As a parent, you must supply the Social Security number of your child since the bond will count toward their yearly bond purchase limit, not yours.
Series EE electronic bonds, Series I electronic bonds, and Series I paper bonds each have a combined annual purchase limit of $10k. This includes all three types of bonds: electronic and paper.
All I’m Saying Is This:
For the 2020 and 2021 tax years, you can make tax-free gifts to as many people as you want, up to $15,000 per year ($30,000 if you and your spouse live together). This includes gifts to 529 college savings plans.
Working with skilled tax professionals is recommended due to the complexity of tax legislation. To ensure that your family can purchase or give cash gifts, such as buying savings bonds for your kids and grandchildren, while also reducing tax penalties, you should take a proactive approach.
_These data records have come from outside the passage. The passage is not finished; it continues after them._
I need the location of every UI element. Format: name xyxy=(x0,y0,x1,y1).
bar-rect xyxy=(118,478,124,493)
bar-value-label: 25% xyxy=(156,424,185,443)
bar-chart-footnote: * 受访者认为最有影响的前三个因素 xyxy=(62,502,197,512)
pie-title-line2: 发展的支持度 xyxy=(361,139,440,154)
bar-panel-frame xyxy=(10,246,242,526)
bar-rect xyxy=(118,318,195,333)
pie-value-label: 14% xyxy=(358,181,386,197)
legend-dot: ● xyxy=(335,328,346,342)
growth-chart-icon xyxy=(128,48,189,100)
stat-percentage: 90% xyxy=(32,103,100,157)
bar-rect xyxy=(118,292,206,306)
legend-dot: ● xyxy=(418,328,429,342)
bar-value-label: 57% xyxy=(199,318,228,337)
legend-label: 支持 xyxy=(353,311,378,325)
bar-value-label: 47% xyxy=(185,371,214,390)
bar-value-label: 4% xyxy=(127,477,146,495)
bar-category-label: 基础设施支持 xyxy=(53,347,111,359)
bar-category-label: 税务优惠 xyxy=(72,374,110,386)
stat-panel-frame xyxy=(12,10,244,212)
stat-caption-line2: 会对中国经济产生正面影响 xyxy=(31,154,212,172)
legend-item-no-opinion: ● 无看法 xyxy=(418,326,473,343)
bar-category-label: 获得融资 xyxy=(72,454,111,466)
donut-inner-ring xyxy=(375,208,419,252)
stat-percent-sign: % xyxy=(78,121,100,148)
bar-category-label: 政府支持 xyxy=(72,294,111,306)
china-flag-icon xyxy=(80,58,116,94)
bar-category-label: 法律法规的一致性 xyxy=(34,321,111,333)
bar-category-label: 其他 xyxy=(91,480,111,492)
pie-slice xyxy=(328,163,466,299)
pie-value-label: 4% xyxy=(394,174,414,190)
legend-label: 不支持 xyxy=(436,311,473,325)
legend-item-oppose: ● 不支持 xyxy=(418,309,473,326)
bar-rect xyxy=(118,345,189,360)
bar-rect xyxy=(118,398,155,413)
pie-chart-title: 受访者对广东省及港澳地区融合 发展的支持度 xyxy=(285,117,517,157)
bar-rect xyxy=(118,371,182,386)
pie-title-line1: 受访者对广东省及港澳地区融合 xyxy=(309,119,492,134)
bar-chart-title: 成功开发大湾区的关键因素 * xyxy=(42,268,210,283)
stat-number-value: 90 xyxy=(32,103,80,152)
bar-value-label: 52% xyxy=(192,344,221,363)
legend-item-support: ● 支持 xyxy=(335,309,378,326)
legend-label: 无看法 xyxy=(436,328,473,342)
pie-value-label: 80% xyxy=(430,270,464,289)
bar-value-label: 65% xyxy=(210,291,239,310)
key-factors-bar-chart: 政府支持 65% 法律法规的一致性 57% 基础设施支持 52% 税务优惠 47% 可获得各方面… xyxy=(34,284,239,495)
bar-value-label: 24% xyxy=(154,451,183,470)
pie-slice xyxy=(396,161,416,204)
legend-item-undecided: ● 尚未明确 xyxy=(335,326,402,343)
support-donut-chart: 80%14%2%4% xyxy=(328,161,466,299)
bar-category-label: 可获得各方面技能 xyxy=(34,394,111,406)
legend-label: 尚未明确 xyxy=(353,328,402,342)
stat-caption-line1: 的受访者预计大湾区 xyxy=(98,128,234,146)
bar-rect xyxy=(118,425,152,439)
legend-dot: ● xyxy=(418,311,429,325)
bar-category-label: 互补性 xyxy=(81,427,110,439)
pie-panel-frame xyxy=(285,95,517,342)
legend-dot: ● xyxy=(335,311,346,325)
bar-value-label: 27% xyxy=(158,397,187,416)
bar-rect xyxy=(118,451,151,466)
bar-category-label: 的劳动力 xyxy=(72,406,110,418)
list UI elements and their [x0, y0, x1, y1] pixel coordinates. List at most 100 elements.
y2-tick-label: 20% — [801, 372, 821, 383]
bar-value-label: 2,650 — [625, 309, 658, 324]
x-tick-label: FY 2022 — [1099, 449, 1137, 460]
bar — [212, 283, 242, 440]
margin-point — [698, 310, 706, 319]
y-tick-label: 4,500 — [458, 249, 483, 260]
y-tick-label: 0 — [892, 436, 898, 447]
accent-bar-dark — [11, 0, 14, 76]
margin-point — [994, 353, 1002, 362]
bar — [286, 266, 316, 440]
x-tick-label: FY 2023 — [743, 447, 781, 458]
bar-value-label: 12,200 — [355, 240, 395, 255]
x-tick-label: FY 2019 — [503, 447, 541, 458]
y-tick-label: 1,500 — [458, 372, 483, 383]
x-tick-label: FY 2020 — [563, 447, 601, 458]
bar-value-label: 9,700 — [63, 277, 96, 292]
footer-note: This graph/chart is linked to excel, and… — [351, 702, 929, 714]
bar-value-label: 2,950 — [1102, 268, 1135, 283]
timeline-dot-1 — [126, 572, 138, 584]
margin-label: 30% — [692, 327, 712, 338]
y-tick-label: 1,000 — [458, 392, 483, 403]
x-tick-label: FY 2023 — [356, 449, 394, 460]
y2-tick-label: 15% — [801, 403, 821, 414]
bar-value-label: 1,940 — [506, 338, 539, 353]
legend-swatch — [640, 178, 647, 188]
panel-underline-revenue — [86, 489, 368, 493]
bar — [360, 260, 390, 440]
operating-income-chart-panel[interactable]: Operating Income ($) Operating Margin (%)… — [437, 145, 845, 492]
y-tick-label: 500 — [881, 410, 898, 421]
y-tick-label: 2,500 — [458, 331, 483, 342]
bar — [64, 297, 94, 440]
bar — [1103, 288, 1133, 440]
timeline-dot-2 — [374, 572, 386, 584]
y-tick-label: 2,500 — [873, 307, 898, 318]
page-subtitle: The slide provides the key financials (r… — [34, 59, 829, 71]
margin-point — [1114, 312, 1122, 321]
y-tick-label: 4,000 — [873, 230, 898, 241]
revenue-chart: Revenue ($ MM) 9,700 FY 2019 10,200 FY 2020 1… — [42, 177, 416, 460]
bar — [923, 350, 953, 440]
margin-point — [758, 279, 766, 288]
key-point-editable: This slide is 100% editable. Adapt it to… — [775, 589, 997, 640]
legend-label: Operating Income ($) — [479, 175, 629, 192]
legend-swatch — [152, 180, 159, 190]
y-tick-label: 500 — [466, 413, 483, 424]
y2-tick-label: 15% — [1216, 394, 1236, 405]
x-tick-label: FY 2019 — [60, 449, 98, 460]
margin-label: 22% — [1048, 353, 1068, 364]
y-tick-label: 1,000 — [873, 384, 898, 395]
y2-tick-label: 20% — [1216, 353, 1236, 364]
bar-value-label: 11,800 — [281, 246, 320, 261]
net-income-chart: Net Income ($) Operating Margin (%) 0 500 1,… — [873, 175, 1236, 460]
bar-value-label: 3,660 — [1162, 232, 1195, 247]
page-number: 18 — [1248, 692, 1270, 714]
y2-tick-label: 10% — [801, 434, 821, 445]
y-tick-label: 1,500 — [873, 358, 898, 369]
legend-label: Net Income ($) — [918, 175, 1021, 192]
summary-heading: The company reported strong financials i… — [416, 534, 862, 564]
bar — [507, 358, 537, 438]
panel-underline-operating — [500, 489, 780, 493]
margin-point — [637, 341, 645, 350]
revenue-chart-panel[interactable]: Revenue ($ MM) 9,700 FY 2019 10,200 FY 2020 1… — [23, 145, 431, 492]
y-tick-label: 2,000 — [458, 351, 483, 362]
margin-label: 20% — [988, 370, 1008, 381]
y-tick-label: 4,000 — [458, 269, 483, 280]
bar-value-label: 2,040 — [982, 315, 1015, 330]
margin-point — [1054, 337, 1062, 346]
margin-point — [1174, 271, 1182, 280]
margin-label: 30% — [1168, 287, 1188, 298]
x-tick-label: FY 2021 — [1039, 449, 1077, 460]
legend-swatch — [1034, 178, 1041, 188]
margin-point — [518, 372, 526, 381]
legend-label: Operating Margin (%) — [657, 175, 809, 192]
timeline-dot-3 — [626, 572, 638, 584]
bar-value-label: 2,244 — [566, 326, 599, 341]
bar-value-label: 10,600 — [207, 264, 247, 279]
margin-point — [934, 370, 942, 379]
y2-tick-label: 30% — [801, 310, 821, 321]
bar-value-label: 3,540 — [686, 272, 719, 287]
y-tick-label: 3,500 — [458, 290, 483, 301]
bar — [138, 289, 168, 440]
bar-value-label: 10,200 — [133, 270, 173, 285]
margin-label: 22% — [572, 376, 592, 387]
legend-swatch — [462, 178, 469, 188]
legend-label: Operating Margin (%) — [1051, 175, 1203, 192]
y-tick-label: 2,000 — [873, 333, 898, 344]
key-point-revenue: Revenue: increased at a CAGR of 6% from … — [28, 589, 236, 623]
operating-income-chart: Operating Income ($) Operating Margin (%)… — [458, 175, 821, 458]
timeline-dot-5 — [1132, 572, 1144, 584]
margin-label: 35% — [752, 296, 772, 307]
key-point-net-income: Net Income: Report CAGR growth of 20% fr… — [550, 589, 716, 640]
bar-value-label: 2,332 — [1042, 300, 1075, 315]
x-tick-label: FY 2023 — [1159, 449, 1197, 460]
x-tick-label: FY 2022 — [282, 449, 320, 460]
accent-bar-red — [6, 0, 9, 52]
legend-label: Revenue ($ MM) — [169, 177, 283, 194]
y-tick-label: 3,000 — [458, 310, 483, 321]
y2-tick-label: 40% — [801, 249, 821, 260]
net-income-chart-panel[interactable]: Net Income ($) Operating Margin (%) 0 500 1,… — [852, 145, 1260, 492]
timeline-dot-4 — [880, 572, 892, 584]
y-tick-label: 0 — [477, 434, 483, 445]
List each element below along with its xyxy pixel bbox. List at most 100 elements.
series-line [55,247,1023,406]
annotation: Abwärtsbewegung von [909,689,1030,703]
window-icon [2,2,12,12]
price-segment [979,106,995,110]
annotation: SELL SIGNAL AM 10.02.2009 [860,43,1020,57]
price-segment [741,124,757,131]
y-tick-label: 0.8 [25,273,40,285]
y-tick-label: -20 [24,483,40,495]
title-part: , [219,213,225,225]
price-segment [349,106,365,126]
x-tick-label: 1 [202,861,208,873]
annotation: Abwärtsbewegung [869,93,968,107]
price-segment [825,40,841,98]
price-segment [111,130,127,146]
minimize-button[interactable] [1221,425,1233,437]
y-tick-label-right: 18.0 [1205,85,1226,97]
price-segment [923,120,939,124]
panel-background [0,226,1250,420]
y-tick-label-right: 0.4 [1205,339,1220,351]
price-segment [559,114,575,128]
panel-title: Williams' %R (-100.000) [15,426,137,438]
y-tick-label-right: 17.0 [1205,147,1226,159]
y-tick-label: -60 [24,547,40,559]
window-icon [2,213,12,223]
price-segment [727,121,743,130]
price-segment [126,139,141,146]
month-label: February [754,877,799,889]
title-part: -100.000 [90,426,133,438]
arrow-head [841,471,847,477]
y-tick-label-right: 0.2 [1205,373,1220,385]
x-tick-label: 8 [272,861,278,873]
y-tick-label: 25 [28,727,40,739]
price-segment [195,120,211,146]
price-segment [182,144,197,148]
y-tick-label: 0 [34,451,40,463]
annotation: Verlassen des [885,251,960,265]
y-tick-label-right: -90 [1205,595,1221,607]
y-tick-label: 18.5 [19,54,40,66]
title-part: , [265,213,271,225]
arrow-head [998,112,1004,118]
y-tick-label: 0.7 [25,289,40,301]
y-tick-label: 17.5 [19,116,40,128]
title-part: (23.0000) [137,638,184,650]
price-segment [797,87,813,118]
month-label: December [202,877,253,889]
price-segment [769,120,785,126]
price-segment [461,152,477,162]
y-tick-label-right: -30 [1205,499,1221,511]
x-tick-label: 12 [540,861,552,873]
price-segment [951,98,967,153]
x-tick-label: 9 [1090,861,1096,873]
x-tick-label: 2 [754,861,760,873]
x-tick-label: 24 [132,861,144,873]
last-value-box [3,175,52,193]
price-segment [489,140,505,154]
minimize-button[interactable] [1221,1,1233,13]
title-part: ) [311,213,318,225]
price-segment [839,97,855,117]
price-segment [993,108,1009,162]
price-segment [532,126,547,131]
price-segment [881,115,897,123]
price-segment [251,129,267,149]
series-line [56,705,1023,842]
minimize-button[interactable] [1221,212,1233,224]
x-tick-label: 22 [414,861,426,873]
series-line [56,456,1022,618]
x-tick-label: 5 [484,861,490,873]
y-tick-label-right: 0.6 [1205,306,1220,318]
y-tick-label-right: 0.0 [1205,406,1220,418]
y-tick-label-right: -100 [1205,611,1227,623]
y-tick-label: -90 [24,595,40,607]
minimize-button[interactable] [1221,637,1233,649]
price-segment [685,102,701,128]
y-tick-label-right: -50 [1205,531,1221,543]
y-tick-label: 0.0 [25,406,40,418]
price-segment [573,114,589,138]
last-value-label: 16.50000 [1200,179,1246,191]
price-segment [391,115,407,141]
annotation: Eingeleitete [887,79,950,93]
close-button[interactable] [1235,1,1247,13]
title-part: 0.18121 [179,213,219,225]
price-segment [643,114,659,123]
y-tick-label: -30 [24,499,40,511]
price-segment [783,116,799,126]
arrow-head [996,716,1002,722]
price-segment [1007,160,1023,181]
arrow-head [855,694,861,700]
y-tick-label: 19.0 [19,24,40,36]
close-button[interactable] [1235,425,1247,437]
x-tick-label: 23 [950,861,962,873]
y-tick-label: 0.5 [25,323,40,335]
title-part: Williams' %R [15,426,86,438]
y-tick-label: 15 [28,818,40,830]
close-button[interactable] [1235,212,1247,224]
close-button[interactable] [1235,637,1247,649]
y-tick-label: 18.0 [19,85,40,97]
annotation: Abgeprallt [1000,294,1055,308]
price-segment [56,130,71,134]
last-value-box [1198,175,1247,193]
Savings Bonds For Kids FAQs
Are savings bonds still a good gift?
Yes, Investing in savings bonds, which yield interest over time, is considered a secure and simple financial strategy. In addition, minors can hold them in their name, making them ideal presents for children.
How can one buy savings bonds for kids?
When it comes to buying savings bonds for kids, TreasuryDirect.gov is the only place to purchase savings bonds, as this is the only way to buy electronic savings bonds.
How can you purchase savings bonds for grandchildren?
To purchase savings bonds for grandchildren, you can use the TreasuryDirect website, managed by the US Department of the Treasury, which is a secure web-based system.